Muitos modelos matemáticos têm sido usados para procurar respostas e fazer previsões e muitas têm sido as evidências de que os modelos falham. Claro que devemos utilizar toda a informação disponível (estatística e não só) para tomar decisões informadas. No entanto, não devemos esperar que os modelos nos deem respostas que não nos podem dar.

Na ciência económica, o tema da modelização matemática do comportamento humano é alvo de debate e, em artigo anterior, abordei os riscos enfrentados pela economia ao mimetizar as ciências exatas. O contexto económico, social e institucional que difere no tempo e no espaço é fundamental no estudo da economia.

A ilustração que hoje vos trago reúne argumentos de dois prémios Nobel da Economia: Amartya Sen e James Heckman. A abordagem de Sen argumenta que a promoção do bem-estar passa por capacitar as pessoas para atingirem os objetivos que valorizam nas suas vidas. No entanto, Heckman critica esta abordagem argumentando que nela falta um modelo que explique as preferências das pessoas e, consequentemente, a sua utilização só pode ser feita num contexto específico e até dentro de um determinado quadro ético-moral.

Para ultrapassar esta lacuna, Heckman sugere um modelo em que as preferências resultam das habilidades e conhecimentos que as pessoas vão acumulando ao longo das suas vidas o que, alegadamente, evitaria a imposição de quadros ético-morais específicos. As aprendizagens seriam os blocos de legos com que cada pessoa vai construindo as suas preferências. O problema nesta argumentação é que as escolhas sobre as aprendizagens também são determinadas pelo contexto económico, social e institucional.

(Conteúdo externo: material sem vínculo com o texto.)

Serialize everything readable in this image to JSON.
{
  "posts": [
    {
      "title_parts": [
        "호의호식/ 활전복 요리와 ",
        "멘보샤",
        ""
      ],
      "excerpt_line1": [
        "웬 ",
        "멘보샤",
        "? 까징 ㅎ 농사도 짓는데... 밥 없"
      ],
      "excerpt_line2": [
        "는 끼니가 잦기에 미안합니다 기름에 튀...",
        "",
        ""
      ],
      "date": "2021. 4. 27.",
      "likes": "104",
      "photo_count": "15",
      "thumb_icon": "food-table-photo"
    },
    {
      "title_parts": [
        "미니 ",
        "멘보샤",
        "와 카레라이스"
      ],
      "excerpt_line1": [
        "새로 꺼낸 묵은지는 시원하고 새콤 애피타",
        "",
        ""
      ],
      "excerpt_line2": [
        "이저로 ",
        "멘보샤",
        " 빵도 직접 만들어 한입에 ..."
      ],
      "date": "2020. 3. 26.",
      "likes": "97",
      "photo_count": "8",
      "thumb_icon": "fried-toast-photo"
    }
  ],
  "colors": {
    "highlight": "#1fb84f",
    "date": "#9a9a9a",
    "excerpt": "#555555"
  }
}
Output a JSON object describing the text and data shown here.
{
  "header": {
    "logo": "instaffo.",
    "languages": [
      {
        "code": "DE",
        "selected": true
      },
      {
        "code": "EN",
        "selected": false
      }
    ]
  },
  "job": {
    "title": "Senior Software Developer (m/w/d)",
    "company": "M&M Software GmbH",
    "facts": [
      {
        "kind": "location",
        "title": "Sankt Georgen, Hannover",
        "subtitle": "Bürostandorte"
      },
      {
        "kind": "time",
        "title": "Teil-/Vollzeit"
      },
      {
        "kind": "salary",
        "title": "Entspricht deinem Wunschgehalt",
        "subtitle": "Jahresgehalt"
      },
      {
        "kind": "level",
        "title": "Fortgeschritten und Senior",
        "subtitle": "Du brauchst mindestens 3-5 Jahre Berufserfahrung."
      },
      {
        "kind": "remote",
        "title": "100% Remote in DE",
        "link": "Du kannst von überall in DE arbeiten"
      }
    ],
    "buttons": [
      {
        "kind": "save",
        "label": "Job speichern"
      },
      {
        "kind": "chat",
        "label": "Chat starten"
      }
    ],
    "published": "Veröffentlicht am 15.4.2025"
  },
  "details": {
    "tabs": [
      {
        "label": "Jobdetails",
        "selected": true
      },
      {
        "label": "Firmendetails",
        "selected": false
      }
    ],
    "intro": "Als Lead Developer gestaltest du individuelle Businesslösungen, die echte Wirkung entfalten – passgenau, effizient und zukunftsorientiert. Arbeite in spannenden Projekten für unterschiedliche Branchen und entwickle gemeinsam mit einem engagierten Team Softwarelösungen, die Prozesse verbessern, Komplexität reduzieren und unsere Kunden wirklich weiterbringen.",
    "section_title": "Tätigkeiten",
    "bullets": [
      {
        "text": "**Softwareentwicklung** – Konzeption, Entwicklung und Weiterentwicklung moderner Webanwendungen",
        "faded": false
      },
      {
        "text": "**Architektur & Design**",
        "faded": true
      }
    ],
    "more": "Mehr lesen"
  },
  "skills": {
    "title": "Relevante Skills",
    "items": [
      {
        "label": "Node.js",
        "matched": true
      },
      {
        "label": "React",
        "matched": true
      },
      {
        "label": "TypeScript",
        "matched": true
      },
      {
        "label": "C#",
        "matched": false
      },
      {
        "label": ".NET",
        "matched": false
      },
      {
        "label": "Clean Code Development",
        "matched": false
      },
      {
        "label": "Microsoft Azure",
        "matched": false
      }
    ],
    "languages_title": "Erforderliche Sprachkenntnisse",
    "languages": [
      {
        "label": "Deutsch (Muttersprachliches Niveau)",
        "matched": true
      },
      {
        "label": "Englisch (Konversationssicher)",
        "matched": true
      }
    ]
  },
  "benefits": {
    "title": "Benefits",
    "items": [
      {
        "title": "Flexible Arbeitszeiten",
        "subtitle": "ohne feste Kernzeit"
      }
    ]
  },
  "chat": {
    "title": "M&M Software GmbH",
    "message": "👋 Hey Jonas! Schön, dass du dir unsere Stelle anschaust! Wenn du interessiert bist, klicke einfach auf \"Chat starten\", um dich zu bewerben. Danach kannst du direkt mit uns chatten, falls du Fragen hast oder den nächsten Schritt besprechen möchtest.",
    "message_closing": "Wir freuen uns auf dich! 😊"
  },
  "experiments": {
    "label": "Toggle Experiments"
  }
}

Voltemos à metáfora dos legos em que as aprendizagens são as peças de lego e as preferências são as figuras que cada pessoa constrói. O que acontecerá se dermos a uma criança apenas peças de lego azuis com a dimensão dois por dois? Obviamente, a figura que ela vai construir ficará condicionada, ou seja, as decisões ao nível das aprendizagens vão influenciar as escolhas futuras dos indivíduos.

Esta constatação torna-se ainda mais óbvia quando, na literatura sobre o bem-estar das crianças, se advoga que é preciso ensinar os pais a serem “bons pais”, o que no presente paradigma significa educar as crianças para que, no futuro, sejam indivíduos eficientes pelos padrões da sociedade atual. É muito provável que uma pessoa assim educada percecione a figura de legos que construiu como sendo fruto das “suas” escolhas  mas, na verdade, ela foi igualmente condicionada pelo contexto.

Não será preferível aceitar que não temos modelos universais que explicam tudo e se aplicam a todos? Ao fingirmos ignorar que assim é, a pretexto de uma suposta cientificidade, podemos negligenciar aspetos fundamentais na compreensão da realidade e das escolhas dos indivíduos.